Greek government endorses fisher-led Fisheries Restricted Areas in Amorgos

April 16, 2024


●  The marine protection initiative was started by the fishers of the Greek Cycladic island of Amorgos, in a ‘bottom up’ response to a drastic decline in fish and heavily polluted waters

● Four Fisheries Restricted Areas (FRAs) now proposed are a cooperative agreement between the Greek State, local governments, the scientific community, environmental organisations and the local fishing community

● The new FRAs will support the Greek Prime Minister’s directive to protect 30 percent of the Greek seas and designate ten per cent no-take zones by 2030

Today, at Our Ocean Conference in Athens, the Greek government endorsed the pioneering initiative of four fisheries restricted areas (FRAs) in the waters surrounding the Greek Cycladic island of Amorgos. This proposal was initiated by the Professional Fishing Association of Amorgos “I Hozoviotissa” with the support of the Municipality of Amorgos, Blue Marine Foundation and the Agricultural University of Athens, the Cyclades Preservation Fund (CPF) in order to secure the health and future of the sea and fisheries for the next generation.
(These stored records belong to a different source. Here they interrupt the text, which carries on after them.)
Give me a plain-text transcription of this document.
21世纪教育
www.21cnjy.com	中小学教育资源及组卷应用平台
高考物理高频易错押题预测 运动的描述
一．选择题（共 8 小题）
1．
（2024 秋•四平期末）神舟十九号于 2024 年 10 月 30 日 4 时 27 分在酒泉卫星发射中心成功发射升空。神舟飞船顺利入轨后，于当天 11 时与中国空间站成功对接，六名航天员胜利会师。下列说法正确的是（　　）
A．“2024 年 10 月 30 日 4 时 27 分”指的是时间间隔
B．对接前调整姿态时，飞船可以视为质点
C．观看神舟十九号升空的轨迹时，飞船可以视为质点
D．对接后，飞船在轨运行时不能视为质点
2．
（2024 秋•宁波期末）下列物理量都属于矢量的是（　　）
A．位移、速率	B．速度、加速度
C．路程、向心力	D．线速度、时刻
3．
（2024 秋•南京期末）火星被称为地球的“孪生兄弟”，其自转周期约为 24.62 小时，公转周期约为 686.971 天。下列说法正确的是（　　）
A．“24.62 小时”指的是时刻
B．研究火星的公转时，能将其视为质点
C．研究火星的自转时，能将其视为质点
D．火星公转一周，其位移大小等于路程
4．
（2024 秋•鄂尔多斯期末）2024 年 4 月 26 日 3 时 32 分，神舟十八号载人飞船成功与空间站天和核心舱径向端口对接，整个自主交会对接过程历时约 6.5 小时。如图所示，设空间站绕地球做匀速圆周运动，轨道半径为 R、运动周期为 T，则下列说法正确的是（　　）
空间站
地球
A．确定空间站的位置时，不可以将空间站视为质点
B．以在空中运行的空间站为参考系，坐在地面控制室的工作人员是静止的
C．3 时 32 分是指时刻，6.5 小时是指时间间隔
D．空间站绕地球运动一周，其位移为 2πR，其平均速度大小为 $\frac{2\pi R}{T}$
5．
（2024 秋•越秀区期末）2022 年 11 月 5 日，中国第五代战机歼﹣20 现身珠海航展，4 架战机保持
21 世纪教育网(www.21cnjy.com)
An Island in the heart of the Aegean Sea, Amorgos was revered for its clear blue waters and rich marine ecosystem containing carbon-storing seagrass meadows and Mediterranean coral reefs. Greek waters are home to a rare variety of biodiversity, with thousands of species of fish, shellfish, sea turtles, monk seals, dolphins and whales residing in the sea around Amorgos.
However, Greece has the fastest deteriorating environment and the poorest marine conservation in Europe (2020 State of Nature in the EU report). Extensive overfishing has led to a host of invasive species whilst the lack of protection accelerated the deterioration of the health of the ocean.

Bottom up initiative

From 2010, the professional fishermen of Amorgos began to see their fish and their incomes decreasing year by year, while noticing that the northern beaches of the island, inaccessible from land, were turning into rubbish dumps. Amorgian fisherman, Dimitris Vekris said “I want my grandson to have fish to eat, because soon there may be no more fish.” So, in 2014, the Fishing Association decided to take matters into their own hands and began to take action.

The fishers developed a management plan aimed to reverse overfishing and tackle ocean pollution in an effort to progress towards the Prime Minister’s target of protecting 30 percent of the seas, and designating ten per cent no-take zones by 2030.

Blue Marine Foundation has worked closely with the fishing community and partners to introduce four key interventions:

1) The seasonal closure to all fishing in April and May – a crucial breeding period for many fish species – in a zone stretching to 1,5 miles around the island.
2) The permanent closure of 1200 hectares of sea; areas of high biodiversity, important for fish reproduction, where all fishing will be banned.
3) The collection of discarded fishing nets, plastic and all kinds of other waste from the island’s most remote areas in April and May, using their fishing boats.
4) A switch to more sustainable fishing gear

Since 2020, when the fishermen actively started voluntary clean-up actions when they weren’t fishing, they have to date completed 38 missions for plastic collection, collected more than 1200 bags of litter from the sea and beaches, sent 15 tons of plastic for recycling and recycled more than 3 tons of fishing nets and ropes.

In 2023, they collected another 2 tons of litter from 12 beaches on the island; 1,5 tons of used fishing nets and ropes are ready to be sent for recycling.

Memorandum of cooperation

The fishers then partnered with Blue Marine Foundation and Cyclades Preservation Fund, and secured the support of the government through signing a memorandum of cooperation with the Ministry of Fisheries, The General Secretariat of Island Policy, the Municipality, and the Agricultural University of Athens.

In the last year, Amorgos has become a live fisheries research laboratory, where the Agricultural University of Athens, in collaboration with the fishers, has conducted a fisheries study and the results have been submitted to the Ministry of Fisheries in order to proceed with the legal adoption of the proposed measures and the designation of the no-take zones.

Angela Lazou, Greece Projects Manager from Blue Marine Foundation says “We are delighted to be able to announce at Our Oceans conference that the years of hard work have paid off, and the four FRAs have finally been introduced to Amorgos. We are designing a management plan for the next five years which includes a scientific monitoring program and an efficient patrolling system that will ensure the enforcement of the measures. Supporting the fishers with these next steps will be of critical importance for the realisation of their vision and the success of this initiative. We will be watching carefully to see that the management plan is executed to the proposed timeline and that the parties involved adhere to the guidelines we have put in place.”

She continues, “The case of Amorgos is unique in Greece. It is an innovative example of cooperation between fishers, scientists, institutions, civil society, local and national authorities with the common goal of protecting the seas and local fishers’ livelihoods. The success of this initiative can play a vital role in the way we protect our seas in Greece and can become a beacon of inspiration and positivity for other fishing communities in the Aegean Sea, Greece and throughout the Mediterranean.”